Problem #1 – The IBC (International Building Code) in Table 1607.1 minimum uniformly distributed live loads. Hay storage would be deemed as “light storage” with the requirement of a live load of at least 125 psf (pounds per square foot).

From the 100 psf statement and the look of what has been previously constructed, my guess is, the original “professional” builder just “winged it” in the original design. Hard to imagine an actual registered design professional was ever involved.

Provided the 2×12 #2 floor joists will carry a 100 psf live load spaced 16 inches on center and spanning 12 feet, he is good to go there.

The end of each floor joist, at the 100 psf load and with a customary 10 psf dead load (dead loads being the weight of the materials themselves) is transferring a load of approximately 880 pounds. This 880 pound load must be transferred to the four ply 2×12 beams. The members of the beam must be acting together, so adequate fastening must be provided to accomplish this.

While glue is a great product, the chances of a proper installation, of water proof glue, in a non-temperature controlled environment are slim and non-existent. Nails could be used, however the resultant is a whole lot of nails, and unless six inch long nails are being used, the loads will not be distributed equally between the members. Some members will end up with more nail shafts through them, with the resultant being potential overstress to one or more of the members.

A better solution would be to look at either bolts through the entire four ply assembly (resulting in having to drill a lot of holes), or going to a product such as Fastenmaster Ledgerloks. The Ledgerloks have a fairly high load carrying capacity and can be driven without the need of having to drill frequent 11/16” or larger holes through the beam.
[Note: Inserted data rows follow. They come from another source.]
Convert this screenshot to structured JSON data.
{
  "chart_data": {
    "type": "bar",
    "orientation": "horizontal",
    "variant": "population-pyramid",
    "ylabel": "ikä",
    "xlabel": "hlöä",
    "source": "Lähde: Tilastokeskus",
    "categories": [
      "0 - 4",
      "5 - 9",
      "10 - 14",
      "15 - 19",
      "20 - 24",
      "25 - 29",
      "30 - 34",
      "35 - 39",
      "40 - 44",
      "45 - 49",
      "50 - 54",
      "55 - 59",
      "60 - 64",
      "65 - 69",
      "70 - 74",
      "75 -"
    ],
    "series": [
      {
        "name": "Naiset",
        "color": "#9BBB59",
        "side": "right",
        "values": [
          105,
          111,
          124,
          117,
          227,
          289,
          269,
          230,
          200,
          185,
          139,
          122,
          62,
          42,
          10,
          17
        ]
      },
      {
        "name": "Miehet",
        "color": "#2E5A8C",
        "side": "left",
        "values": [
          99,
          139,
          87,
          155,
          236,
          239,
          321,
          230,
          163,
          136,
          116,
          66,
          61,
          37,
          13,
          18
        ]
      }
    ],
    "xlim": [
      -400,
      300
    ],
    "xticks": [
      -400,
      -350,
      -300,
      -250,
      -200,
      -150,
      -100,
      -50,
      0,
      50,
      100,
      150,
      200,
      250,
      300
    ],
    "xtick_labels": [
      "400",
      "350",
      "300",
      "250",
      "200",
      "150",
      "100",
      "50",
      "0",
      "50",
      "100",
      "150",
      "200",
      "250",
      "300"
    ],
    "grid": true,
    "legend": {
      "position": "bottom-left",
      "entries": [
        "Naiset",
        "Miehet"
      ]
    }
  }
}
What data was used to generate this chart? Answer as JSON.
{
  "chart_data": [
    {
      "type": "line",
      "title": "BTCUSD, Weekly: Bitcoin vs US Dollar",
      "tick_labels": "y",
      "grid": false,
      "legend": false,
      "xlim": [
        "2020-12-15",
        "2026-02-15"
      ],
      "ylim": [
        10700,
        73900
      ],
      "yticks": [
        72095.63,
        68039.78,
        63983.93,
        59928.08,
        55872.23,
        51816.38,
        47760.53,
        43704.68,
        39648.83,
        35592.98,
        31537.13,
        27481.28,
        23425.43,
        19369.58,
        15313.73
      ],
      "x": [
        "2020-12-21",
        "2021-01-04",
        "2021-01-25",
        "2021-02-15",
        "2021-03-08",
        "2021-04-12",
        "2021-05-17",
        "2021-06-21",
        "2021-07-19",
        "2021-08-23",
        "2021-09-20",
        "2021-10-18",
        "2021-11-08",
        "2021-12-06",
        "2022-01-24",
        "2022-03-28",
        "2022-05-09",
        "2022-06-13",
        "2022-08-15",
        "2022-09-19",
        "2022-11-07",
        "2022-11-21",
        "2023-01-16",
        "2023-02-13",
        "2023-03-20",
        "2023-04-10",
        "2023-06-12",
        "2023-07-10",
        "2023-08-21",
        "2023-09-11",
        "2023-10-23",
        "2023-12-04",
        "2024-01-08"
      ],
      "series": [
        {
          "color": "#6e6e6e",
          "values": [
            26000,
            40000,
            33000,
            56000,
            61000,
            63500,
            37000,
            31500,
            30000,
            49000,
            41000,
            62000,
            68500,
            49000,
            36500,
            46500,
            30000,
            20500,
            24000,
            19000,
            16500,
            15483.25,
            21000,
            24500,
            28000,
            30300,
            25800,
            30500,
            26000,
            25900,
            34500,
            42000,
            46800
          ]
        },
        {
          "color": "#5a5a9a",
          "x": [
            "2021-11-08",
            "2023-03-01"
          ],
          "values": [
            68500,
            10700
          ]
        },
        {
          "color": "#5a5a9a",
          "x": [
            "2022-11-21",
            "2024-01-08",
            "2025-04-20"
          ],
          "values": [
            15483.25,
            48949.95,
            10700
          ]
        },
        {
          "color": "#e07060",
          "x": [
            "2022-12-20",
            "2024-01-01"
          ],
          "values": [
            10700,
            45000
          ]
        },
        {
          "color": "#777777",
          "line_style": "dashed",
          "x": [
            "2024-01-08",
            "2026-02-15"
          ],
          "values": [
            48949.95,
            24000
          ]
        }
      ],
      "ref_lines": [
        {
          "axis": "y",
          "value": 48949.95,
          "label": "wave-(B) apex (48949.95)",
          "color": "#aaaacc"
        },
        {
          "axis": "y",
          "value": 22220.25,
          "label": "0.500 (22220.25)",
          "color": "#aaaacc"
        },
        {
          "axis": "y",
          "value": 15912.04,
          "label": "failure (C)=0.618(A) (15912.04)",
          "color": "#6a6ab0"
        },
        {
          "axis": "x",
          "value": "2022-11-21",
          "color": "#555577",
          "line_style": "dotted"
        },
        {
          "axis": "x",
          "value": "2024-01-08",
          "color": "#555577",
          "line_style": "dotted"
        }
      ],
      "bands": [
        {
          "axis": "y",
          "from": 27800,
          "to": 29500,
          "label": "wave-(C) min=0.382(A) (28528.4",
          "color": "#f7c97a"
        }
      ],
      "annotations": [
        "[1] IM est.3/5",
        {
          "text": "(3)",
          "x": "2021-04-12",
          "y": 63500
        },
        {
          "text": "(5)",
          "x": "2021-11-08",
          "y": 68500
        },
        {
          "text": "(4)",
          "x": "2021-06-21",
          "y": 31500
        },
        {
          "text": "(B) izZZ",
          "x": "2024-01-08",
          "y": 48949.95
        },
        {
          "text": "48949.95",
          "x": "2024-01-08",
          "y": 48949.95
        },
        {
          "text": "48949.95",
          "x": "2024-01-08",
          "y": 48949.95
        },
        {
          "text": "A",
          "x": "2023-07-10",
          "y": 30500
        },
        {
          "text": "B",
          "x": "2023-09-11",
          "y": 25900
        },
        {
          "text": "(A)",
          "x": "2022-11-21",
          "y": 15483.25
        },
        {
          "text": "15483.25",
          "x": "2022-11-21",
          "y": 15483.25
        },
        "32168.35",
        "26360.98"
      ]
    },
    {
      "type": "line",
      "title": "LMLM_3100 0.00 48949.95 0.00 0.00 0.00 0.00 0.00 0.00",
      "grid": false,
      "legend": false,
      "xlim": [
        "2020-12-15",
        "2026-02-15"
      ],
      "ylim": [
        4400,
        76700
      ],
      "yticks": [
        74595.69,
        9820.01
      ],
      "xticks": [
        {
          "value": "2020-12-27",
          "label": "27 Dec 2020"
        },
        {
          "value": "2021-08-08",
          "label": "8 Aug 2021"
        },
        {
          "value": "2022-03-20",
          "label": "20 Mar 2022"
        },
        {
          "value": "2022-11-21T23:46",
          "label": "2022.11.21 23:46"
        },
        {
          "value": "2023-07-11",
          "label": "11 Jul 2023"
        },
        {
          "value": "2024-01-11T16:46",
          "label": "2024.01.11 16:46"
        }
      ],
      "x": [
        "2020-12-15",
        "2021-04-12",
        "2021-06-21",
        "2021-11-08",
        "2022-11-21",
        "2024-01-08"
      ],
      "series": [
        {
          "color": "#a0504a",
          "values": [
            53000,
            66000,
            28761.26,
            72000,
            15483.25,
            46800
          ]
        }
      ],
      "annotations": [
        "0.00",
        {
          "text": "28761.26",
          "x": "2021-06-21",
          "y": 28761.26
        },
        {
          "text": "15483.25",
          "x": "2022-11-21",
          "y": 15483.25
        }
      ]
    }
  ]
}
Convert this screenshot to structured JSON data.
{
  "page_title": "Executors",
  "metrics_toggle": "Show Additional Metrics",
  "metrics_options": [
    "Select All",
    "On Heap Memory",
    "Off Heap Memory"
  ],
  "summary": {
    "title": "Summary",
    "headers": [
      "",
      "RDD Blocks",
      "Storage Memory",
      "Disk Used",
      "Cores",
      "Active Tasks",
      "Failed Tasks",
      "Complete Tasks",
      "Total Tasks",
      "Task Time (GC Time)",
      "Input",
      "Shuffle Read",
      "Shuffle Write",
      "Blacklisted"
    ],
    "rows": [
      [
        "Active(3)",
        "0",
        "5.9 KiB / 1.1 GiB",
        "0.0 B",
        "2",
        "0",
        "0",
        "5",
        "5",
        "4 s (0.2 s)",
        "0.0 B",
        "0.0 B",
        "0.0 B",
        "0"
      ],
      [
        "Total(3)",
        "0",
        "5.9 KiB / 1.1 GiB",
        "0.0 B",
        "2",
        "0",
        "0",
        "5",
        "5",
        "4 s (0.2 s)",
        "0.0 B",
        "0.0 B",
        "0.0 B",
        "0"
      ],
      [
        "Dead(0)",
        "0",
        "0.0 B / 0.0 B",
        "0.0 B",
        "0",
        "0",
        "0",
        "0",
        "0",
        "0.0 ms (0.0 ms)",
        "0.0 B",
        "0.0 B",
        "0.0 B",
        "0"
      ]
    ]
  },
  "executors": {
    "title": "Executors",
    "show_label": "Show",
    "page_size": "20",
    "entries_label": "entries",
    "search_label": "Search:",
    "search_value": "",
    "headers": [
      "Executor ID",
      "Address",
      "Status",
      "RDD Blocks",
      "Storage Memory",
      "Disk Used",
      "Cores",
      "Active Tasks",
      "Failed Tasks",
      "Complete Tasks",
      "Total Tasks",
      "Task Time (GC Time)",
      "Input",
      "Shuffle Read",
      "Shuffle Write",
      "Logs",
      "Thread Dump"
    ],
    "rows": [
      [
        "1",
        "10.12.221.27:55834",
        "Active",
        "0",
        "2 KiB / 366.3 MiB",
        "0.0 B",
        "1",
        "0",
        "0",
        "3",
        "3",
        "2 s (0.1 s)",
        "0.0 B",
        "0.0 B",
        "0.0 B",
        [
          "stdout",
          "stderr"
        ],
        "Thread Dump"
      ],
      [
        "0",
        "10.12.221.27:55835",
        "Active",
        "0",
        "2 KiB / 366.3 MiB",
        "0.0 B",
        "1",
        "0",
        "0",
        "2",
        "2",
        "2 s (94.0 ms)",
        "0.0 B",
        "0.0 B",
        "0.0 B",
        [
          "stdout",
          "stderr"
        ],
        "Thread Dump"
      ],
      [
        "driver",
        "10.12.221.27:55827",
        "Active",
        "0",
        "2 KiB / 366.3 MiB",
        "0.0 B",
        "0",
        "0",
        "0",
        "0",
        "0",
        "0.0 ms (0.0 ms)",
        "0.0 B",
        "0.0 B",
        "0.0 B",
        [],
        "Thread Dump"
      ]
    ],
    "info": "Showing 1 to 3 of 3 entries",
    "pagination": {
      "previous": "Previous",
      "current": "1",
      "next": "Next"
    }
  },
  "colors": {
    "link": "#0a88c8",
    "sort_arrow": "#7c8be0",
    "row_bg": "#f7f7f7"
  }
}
It is the four member 2×12 beam which is a concern. With the given 100 psf live load, assuming the lumber is DFL (Douglas Fir-Larch), the beam is overstressed by nearly 10%.

My suggestion – invest in a few hundred dollars to actually hire pole barn engineering to design it right. The investment is small, considering the potential damage, injury or even death which could occur in the event of a failure.